Create separate file folders. The next step in preparing for the implementation of the tracking and locating effort is to create a separate file folder for each client: a case file. Each case file will contain a Locator Form, a Tracking Log, database search results, and any miscellaneous materials regarding the client. (See Appendix A for examples.) When the locating efforts commence, the files are organized according to the status of the client, and then alphabetically sorted. The process begins with all client files having the same status of "Not activated." After the first follow-up letter is sent to the "best mailing address" on the Locator Form or Abstractor Form, the client's file is activated. Any contact or attempted contact with a client means a change to the case file on the client's status.

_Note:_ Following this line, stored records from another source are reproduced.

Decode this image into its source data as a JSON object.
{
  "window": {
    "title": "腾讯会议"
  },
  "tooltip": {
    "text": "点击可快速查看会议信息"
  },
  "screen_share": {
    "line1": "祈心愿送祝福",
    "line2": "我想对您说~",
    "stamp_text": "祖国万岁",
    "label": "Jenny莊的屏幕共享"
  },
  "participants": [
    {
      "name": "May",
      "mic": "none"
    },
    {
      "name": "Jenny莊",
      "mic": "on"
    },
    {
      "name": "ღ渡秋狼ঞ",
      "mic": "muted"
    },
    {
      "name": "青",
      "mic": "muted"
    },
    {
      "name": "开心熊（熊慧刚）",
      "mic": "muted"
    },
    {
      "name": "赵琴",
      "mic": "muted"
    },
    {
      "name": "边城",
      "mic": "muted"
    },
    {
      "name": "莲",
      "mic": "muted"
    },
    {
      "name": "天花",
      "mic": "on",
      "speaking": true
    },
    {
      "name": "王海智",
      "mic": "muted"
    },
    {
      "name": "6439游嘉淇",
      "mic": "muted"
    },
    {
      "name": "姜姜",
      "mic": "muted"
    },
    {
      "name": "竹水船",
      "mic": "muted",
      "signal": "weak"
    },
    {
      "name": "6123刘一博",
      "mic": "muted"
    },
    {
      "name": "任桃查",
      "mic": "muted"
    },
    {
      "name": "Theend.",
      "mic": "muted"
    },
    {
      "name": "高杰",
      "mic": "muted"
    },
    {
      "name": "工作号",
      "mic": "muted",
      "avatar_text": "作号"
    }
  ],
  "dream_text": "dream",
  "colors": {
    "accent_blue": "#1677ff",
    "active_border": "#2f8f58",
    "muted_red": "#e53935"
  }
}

It might be helpful to arrange the files in these or similar categories:

  • Contacted
  • Scheduled
  • No-Show
  • Located, Not Interviewed
  • Incarcerated
  • Out-of-Area
  • Out-of-State
  • In Hospital/Treatment/Hospice
  • Difficult to Locate
  • Passive Refusal (try again later)
  • Final Refusal
  • Deceased

Documenting the Procedures

Staff must document all tracking activities in the specially created tracking file to be included in the case file for each client. On each client's tracking log:

  • Record dates and descriptions of all actions taken
  • Log in letters that are returned
  • Log in new information on client
  • Make notes on any new leads to follow

This file will document any correspondence sent, telephone attempts, street locating efforts, incoming calls, requests submitted to government agencies or other sources of information, and any other miscellaneous information that is discovered about the client (see sample logs in Appendix A). The documenting procedure is actually a process of constructing a personal history for a client. When a history is carefully constructed and documented, it can provide a tremendous wealth of information to locate the client. Upon reviewing a complete and current file, the fragmented bits of information may fall into place and new leads appear regarding a client's whereabouts. Additionally, keeping a client tracking and locating file complete and current reduces redundancy, helps to avoid bothering sources with unnecessary repeated contacts, and allows other staff members to work effectively with the file. At any time, a staff member not familiar with a specific case should be able to identify the next step in tracking a client based on the efforts described in the client file.

Tracking Steps

If you have plenty of lead time before the follow-up contact, the most cost-effective way to track clients is to thoroughly exhaust one, low-cost approach for all clients (e.g., mass mailings) before proceeding on to other approaches (e.g., telephone calls). In practice, however, this approach is not always the most prudent because it is impossible to predict which approach will be successful with a particular client. Therefore, multiple efforts must proceed simultaneously. We suggest that actions be performed in the "sets" listed below:

For all clients, first:

  • Mail correspondence to all known addresses
  • Call all phone numbers listed for client and named contacts
  • Request DMV, arrest, and other available official records
  • Search phone books and Web-based White Pages for updated telephone numbers and addresses of clients and all potential contacts
  • Review local jail and prison inmate listings weekly

If all of the above are unsuccessful, then:

  • Review returned correspondence for address updates
  • Send an additional letter to any address from which mail was not returned
  • Obtain more detailed records on prior treatment, arrests, or medical/psychiatric hospital stays to review for potential contact sources
  • Review files from custody facilities to obtain a list of visitors to your client during periods of incarceration, then contact these people
  • Submit credit report searches

NOTE: The Tracking Log is a very important tool. It keeps you from duplicating effort and it helps you to decide on the most productive options. Both it and the Locator Form should be carefully studied so that the best next step can be formulated.

After trying all the techniques listed above: Go doorknocking. Of course, all these steps may have to be repeated numerous times before you are successful. Be persistent!